Estoy enfermo de amor

Sexo 04/04/2016 05:00 Yudi Kravzov Actualizada 05:07
 

Me fui a pasear a Veracruz y me reencontré con Olivia. Al principio  nos comunicábamos por whats; en el proceso, encontré una relación deliciosa entre el ser y el estar.  

De ahí, pasamos a llamarnos por teléfono. Su voz no se parecía a la de la niña con la que jugaba de niño, a la de esa niña a la que me gustaba asustar con cuentos de extraterrestres y fantasmas que se convertían en miniatura y engañaban a los científicos nucleares de la raza humana, haciéndolos pensar que eran únicos en una galaxia de espejos tirados hacia el infinito. Al oír la voz de Olivia, me desconecté de todo eso, y en ese momento, el niño que se hacía el valiente para conquistar a la princesa, se me apareció en las venas. 

 Vive en Puebla y yo, entre Querétaro y la Ciudad de México. Algo teníamos que resolver para poder vivir juntos, convivir y saber si nos queremos,  si nos podemos entender. Había que saber si le gustaría tener niños conmigo y recorrer juntos el camino. Necesitábamos escribir una lista de roles, dividir responsabilidades y atenderla como reina cuando regresara de trabajar. Soñé con que ambos cumpliríamos con nuestros niños, y sobre todo, cumpliríamos con el compromiso de, entre los dos, hacernos la vida más bella y llevadera. 
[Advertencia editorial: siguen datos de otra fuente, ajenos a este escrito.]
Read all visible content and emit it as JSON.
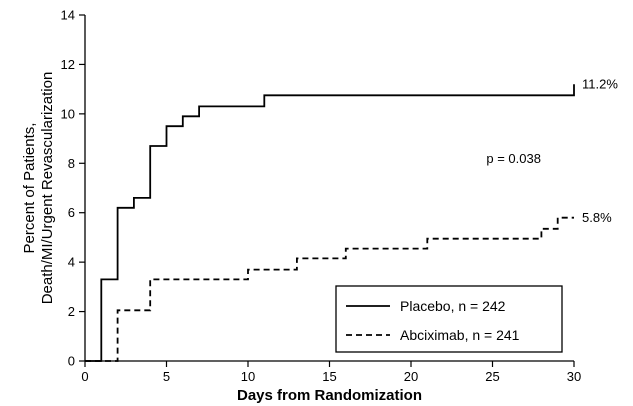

 Por primer vez me sentí dispuesto; yo lo que justamente quería era volverme a enamorar: Olivia se convirtió para mí en la mujer ideal.  Emocionado, me subí a esos caminos de flores que sólo veo cuando estoy enamorado. Mi vida iba a agarrar un rumbo de casa, de hogar; comenzó a invadirme el instinto paternal que me hacía falta, junto con las ganas de tener por fin una familia y construir un patrimonio para ella, para nuestros hijos y para mí.  

 La invité a una boda en febrero y ella adelantó el viaje. Se nos desbordaban las ganas; yo me comía los días. Sólo quería pensar en que esto era real. Arreglé un cuarto de poca madre, llegó, y todo lo que tenía que pasar, pasó entre nosotros. La pasión nos inundó. Mis dedos recorrieron toda su piel. Sus besos me hicieron creer en el infinito, en la magia, en el amor. Nunca antes me había sentido así con alguien. Al principio, lo hicimos despacio, y entregados, nos fundimos en el mismo deseo. 

Al día siguiente, la invité a San Miguel   Allende, y de jueves a domingo, tuvimos una hermosa luna de miel. Jacarandas, desayunos, galerías...  La catedral, las terrazas y los cafés donde uno se puede  sentar a leer. Compramos aretes y algunas artesanías. 

Nos despedimos el domingo con besos amorosos, y desde entonces, no me ha vuelto a contestar llamadas, ni a responder los mensajes de whats... Ya me aseguré de que está en su casa y ya hasta averigüé cuál es el teléfono de su oficina, pero ella no me busca, no me llama, y yo, desde entonces, estoy enfermo de amor.  

Volví a Querétaro, pero no me sentí bien. Le inventé a mi hermano que me agarró la influenza y a los dos días, me regresé a San Miguel. Me he estado curando de amor con ron añejo; ando cagado de dolor porque ella  ya me bloqueó. 

No voy a regresar a Querétaro. Los aires de San Miguel me curan de tremenda decepción. La gente de aquí me ha tendido la mano y las mujeres de más de cincuenta me acarician el camarón. No quiero moverme de esta tierra; con Olivia o sin ella, yo quiero seguir en San Miguel.